China's major lenders on Thursday reported they had suffered no or only minor losses from their investment in US mortgage-backed securities.
"The Industrial and Commercial Bank of China (ICBC) did have a loss from the investment if calculated at the current market value of the securities," said Yang Kaisheng, president of the country's biggest lender. "But the loss is not significant and well within ICBC's capacity to bear."
Mortgage-backed bonds make up less than one percent of ICBC's total investment in foreign exchange bonds, he said.
Li Lihui, president of the Bank of China (BOC), also a major lender, said his bank had no actual losses from the mortgage-backed and related investment, which accounts for less than four percent of the BOC's total securities investment.
Both banks also said the US securities they held were of high credit ratings.
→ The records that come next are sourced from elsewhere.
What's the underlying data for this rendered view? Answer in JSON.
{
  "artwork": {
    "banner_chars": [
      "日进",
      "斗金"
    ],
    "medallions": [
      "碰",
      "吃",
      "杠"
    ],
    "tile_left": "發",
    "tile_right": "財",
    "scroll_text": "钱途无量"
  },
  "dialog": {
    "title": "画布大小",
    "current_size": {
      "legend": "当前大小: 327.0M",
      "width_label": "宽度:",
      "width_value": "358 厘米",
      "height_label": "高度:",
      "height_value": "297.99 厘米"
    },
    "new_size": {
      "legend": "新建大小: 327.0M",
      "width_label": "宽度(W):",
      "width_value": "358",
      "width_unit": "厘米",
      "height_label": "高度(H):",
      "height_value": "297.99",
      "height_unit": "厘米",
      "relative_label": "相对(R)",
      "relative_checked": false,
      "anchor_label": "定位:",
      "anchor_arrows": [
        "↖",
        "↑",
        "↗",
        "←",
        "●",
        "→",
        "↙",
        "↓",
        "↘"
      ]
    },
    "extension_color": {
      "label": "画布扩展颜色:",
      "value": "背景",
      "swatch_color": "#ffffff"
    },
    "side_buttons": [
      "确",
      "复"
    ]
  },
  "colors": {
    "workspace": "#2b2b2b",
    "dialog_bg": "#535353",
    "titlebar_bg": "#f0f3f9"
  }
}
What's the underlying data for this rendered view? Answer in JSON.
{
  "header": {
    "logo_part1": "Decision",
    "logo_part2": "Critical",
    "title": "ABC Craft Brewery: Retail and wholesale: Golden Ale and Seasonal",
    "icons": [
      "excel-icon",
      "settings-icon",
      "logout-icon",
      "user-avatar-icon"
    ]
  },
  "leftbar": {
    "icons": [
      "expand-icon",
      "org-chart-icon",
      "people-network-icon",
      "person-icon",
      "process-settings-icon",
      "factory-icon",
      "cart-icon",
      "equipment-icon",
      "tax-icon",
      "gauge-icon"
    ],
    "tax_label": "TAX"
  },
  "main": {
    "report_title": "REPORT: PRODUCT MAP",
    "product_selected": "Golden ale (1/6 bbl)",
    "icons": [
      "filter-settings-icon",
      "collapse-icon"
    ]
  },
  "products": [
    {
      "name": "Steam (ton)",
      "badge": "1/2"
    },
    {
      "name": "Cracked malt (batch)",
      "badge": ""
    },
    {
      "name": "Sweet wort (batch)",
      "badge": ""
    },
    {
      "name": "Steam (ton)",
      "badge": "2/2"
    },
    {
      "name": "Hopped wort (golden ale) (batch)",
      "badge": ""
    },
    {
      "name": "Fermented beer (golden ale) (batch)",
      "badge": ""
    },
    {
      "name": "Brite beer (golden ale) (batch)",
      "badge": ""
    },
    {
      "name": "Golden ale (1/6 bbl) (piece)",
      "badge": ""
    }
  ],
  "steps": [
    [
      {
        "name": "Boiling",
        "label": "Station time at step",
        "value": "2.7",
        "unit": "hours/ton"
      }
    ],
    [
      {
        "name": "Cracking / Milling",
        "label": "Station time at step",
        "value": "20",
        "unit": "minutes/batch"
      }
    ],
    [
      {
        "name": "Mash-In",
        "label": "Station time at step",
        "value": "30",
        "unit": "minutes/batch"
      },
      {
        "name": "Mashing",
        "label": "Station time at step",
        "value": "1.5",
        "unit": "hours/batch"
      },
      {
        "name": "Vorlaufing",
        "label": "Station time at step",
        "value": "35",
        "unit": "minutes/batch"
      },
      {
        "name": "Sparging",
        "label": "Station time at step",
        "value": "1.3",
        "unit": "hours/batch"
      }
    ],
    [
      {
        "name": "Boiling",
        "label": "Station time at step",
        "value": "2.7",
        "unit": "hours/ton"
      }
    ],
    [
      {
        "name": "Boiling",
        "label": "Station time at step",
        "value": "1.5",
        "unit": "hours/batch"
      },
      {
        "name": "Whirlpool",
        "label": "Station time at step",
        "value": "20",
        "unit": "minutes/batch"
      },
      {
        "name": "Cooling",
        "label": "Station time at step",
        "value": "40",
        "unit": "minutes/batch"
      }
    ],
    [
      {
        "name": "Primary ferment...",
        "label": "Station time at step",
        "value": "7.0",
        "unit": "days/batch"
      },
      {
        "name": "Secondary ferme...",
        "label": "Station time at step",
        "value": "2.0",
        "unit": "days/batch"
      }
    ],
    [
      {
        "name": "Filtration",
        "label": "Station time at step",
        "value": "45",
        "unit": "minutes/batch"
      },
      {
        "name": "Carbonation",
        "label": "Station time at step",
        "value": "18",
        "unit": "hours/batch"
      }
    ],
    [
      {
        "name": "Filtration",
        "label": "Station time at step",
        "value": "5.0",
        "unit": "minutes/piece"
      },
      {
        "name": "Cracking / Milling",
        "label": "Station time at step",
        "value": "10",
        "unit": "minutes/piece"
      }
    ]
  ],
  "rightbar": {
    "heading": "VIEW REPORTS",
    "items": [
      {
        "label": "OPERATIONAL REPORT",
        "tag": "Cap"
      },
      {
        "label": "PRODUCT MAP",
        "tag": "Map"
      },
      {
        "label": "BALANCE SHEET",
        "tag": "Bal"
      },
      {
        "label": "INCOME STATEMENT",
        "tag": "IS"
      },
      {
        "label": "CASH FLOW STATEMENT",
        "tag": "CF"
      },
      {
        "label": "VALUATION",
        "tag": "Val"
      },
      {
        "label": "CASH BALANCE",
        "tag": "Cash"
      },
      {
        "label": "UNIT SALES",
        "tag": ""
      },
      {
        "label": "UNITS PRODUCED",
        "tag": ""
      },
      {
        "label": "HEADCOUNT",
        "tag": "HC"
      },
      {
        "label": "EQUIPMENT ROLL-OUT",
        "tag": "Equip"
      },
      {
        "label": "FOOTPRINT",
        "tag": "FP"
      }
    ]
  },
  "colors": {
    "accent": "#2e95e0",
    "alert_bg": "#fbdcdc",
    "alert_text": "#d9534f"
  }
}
According to the half-year reports released by both lenders on Thursday, aftertax profit of the ICBC soared 61.4 percent from a year earlier to 41.4 billion yuan (US$5.45 billion) and that of the BOC rose 52 percent to 29.5 billion yuan.
"So far, China's financial sector has incurred only limited losses from the US subprime crisis," said Liu Chunhang, an official with the China Securities Regulatory Commission.
"Domestic banks have invested only a small amount in the US mortgaged-backed securities and the securities they hold are of high credit ratings," he said.
China's other major lenders have also refuted media reports that they have got involved in the crisis.
China Construction Bank said its performance was immune from the crisis as it possessed only a small amount of such securities.
China Merchants Bank, the sixth biggest lender on the Chinese mainland, reported a 13.4-percent yield by selling its US mortgage-backed securities.
Both the Bank of Communications and China CITIC Bank denied any purchase of the US mortgage-backed securities.